Hi, I’m trying to use map on a dataset of size about 100GB, it hangs every time. I tried a lot of parameters combinations but it always hangs.
I cannot even use for loop, values of the dictionary are not modified in a loop. But, the for loop doesn’t hang it only has no effect.
I think the problem is in the I/O operations done in the map function, but I don’t know what the problem exactly is.
This is the last error after hanging for 15 mins at 10%
@mariosasko I did, it ran to completion but I think there is a huge overhead.
I can iterate on the dataset in 10 mins, and it takes 30 mins to save the dataset on the disk. but the map function took about 4 hrs to finish.
I don’t know what the problem is exactly but I think it’s a disk bottleneck as map tries to read data from the disk and save to the cache simultaneously.
Is there a way to find out more precisely what the bottleneck is? My num_proc is a t cpu_count but it still takes unreasonably long to save at the end of processing (or when writer_batch_size is reached.
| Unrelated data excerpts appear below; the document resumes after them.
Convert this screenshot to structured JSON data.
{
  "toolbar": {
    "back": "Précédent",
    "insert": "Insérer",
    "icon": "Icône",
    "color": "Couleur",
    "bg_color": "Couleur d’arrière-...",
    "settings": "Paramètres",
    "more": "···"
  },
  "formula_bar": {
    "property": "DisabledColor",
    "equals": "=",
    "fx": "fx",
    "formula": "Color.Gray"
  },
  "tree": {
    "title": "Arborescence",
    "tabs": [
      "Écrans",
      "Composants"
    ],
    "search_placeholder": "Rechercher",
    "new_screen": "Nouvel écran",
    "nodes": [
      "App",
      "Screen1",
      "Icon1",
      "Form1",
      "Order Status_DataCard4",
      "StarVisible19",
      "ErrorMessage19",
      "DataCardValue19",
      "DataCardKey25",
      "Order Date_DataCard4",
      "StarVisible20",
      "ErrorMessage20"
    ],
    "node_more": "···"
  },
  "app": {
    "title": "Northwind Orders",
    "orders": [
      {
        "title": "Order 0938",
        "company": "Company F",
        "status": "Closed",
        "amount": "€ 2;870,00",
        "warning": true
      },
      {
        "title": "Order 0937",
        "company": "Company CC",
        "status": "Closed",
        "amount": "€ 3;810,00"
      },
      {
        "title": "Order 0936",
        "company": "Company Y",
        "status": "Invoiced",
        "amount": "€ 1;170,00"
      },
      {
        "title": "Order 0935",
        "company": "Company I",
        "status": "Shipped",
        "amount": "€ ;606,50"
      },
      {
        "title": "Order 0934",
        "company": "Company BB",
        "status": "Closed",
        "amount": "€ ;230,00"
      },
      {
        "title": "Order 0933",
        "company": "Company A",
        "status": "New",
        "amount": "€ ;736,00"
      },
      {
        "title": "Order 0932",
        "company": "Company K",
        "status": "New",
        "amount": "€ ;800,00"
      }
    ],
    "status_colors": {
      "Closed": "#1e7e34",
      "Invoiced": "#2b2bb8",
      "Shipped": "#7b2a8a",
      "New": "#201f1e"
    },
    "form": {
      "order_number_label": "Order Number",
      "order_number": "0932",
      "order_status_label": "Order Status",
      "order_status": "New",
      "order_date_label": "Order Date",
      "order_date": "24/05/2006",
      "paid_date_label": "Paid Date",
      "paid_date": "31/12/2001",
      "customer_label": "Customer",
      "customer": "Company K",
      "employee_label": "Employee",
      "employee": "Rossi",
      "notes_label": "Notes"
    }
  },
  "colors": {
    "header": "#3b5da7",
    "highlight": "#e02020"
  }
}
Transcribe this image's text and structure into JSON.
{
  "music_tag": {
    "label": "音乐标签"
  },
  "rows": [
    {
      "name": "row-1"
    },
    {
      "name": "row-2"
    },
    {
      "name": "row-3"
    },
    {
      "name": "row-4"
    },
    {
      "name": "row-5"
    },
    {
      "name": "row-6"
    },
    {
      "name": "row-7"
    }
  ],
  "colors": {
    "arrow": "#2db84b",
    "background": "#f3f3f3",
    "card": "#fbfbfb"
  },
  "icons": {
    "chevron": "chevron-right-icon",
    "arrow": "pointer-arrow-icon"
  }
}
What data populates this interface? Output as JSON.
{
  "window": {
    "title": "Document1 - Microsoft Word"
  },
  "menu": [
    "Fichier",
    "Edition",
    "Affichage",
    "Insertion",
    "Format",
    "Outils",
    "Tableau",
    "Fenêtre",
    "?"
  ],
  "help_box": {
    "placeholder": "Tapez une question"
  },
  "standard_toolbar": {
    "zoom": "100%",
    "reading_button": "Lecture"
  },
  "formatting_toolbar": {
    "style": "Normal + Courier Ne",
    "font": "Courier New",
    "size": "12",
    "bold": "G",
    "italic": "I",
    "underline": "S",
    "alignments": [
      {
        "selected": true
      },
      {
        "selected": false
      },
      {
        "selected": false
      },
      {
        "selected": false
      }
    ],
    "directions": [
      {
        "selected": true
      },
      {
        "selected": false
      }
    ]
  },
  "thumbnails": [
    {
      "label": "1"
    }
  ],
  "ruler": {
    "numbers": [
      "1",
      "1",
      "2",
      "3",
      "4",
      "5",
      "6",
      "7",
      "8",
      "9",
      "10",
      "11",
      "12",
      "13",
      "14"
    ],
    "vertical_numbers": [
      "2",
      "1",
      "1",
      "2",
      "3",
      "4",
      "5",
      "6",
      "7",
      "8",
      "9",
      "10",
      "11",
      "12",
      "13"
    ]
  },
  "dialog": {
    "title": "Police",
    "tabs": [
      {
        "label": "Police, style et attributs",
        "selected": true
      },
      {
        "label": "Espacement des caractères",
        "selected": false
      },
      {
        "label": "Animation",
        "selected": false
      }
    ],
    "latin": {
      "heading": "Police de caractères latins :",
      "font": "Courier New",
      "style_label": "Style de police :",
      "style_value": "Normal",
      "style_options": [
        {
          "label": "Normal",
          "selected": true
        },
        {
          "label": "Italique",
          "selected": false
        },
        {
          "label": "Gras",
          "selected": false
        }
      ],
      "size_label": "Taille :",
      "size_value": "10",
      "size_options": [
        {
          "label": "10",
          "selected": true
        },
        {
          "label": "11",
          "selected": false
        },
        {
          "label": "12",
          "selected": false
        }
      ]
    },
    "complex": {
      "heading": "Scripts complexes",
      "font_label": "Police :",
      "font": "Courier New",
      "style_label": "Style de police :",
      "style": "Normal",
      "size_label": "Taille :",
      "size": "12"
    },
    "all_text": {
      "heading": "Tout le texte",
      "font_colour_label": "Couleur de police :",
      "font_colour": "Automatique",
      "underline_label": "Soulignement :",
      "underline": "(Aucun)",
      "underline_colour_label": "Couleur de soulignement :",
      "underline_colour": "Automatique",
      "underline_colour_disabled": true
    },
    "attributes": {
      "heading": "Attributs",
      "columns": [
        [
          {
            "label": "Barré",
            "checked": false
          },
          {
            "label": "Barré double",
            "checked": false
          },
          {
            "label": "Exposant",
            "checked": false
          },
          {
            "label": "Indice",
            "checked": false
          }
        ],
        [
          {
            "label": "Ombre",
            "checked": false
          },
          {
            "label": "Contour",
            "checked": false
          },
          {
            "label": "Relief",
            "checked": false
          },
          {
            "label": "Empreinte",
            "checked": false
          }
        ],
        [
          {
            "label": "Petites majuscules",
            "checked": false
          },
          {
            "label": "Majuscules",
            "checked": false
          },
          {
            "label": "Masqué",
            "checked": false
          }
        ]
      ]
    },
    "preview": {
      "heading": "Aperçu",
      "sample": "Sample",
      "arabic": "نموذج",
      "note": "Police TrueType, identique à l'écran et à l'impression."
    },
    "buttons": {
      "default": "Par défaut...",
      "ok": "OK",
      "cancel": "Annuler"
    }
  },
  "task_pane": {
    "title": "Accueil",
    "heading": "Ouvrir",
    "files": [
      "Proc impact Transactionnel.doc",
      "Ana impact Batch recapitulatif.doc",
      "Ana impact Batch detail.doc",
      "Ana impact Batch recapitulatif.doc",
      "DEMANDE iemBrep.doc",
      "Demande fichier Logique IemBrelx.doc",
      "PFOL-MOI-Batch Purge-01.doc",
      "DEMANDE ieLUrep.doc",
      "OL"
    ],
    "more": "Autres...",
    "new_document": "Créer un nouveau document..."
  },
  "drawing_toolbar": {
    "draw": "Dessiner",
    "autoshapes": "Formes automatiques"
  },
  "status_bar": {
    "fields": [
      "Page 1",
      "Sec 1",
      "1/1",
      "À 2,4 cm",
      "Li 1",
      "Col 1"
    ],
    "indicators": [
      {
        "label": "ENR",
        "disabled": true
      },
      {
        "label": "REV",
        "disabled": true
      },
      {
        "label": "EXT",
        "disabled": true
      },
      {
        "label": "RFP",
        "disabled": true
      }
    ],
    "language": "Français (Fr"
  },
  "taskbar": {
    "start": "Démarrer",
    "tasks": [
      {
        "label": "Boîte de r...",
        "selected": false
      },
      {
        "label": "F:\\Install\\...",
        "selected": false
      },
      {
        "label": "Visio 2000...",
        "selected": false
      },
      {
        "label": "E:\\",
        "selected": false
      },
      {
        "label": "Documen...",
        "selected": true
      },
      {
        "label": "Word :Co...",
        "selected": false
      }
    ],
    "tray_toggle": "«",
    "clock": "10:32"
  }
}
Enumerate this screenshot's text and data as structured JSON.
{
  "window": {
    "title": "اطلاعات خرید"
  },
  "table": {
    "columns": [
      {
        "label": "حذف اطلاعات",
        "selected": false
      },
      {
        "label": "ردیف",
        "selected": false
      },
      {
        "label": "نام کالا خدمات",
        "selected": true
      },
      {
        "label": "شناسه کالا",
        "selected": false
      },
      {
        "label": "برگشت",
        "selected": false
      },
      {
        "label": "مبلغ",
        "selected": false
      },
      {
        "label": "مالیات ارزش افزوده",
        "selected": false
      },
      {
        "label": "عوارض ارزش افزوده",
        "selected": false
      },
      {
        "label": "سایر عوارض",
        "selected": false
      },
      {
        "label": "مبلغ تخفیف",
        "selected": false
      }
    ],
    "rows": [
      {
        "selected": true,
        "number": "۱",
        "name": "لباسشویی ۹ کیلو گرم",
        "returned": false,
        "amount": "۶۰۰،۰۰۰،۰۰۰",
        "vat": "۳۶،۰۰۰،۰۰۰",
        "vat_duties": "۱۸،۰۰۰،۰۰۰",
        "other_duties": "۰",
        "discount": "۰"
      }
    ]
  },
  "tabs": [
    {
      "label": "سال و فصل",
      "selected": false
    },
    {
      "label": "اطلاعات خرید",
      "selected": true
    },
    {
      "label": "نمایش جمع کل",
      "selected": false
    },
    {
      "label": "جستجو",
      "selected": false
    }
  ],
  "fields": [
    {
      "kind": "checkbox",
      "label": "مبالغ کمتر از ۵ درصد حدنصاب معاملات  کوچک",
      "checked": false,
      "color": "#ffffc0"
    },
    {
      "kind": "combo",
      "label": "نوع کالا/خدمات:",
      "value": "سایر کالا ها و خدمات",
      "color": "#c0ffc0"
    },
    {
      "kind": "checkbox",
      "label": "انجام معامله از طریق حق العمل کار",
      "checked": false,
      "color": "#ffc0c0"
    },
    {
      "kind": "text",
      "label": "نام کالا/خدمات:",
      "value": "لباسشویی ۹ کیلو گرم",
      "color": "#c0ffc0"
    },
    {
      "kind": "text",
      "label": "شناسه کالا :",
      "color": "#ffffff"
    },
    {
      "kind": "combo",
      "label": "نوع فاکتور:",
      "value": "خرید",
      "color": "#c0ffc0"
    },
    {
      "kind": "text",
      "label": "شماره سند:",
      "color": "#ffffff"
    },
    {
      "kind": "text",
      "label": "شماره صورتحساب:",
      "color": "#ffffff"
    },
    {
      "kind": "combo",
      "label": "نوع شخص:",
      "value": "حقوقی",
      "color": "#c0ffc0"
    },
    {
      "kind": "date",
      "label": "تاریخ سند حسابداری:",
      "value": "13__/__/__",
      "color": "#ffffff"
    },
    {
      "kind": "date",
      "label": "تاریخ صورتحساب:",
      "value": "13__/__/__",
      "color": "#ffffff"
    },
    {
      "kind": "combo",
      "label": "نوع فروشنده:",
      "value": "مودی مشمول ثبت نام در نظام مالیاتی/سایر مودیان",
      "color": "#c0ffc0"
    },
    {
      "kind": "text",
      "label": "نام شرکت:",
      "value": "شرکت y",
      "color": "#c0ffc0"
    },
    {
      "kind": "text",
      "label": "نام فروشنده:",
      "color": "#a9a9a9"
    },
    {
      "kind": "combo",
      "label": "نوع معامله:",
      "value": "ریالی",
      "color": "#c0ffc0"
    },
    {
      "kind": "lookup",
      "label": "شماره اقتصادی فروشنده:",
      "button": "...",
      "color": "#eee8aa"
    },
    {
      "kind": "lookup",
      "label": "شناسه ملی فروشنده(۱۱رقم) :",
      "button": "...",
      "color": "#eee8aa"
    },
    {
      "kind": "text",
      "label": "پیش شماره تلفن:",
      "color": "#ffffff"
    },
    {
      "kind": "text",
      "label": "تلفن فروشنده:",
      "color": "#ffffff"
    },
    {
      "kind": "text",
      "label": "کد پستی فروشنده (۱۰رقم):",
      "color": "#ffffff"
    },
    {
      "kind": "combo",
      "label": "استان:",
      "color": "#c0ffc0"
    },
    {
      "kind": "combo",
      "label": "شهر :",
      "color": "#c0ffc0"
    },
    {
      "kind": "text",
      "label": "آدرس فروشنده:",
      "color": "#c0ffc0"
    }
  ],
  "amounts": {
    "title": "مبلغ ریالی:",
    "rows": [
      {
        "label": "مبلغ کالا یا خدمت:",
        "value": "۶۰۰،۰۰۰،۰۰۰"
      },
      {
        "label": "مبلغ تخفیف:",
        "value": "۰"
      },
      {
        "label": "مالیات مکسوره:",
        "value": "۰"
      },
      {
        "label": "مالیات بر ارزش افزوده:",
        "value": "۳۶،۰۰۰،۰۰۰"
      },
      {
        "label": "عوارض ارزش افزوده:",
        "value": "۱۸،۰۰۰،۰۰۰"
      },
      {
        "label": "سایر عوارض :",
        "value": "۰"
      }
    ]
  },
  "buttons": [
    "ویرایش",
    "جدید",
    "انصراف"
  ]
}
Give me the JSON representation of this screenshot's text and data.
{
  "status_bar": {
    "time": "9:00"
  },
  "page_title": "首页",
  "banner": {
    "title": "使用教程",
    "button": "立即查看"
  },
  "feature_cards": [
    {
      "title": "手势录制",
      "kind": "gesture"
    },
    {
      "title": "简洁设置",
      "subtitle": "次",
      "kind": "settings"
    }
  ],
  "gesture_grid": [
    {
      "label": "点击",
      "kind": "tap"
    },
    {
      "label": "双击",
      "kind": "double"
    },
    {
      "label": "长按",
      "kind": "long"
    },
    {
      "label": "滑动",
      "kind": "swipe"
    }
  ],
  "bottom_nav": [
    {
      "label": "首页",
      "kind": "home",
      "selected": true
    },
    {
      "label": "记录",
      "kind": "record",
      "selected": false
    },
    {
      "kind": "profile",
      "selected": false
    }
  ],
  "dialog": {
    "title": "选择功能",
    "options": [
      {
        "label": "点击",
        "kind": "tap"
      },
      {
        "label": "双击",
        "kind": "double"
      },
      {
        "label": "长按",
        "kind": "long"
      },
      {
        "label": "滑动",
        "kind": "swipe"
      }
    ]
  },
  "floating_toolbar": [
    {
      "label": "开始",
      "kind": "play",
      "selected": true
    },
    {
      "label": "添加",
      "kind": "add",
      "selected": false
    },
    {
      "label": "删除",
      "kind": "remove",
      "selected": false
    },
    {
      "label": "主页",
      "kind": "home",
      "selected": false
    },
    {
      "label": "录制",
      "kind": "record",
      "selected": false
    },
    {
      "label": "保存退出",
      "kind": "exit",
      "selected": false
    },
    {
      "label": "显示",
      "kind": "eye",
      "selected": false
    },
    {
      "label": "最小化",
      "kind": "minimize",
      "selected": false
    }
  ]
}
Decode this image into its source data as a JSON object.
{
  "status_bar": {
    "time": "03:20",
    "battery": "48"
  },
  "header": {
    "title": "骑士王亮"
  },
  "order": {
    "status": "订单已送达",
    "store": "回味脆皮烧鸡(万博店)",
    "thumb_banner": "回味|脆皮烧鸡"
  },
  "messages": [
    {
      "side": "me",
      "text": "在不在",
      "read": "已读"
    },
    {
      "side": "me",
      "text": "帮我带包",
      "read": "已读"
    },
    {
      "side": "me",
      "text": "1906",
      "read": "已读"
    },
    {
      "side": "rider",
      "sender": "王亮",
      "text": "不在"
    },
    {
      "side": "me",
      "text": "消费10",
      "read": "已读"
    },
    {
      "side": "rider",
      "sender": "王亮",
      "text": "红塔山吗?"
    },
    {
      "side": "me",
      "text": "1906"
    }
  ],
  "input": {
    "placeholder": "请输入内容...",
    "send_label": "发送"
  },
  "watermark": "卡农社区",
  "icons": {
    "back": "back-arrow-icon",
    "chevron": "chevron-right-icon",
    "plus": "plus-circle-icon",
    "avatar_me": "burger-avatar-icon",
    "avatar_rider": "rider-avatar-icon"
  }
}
Is it possible to disable the saving to disk entirely and only keep the map result in memory? keep_in_memory sounds like it does that but doesn’t seem to actually do it.
for me it for some reason only happens when I create PIL image columns during the mapping fn.
If instead I convert PIL images to bytes, the map doesn’t freeze. Same exact dataset.
# Disable disk caching
from datasets import set_caching_enabled
set_caching_enabled(False)
Regarding the num_procs: What environment (OS)? And what functionality are u actually using in your map call(s)? Iterating a dataset is one thing, thats simply reading over a dataset, basically: Exactly what a dataset is made for, during mapping you actually do alterations.
Simplest solution: After you did all your mapping, then save your dataset fully processed and usable to disk - and load it already mapped and usable from disk when you need it.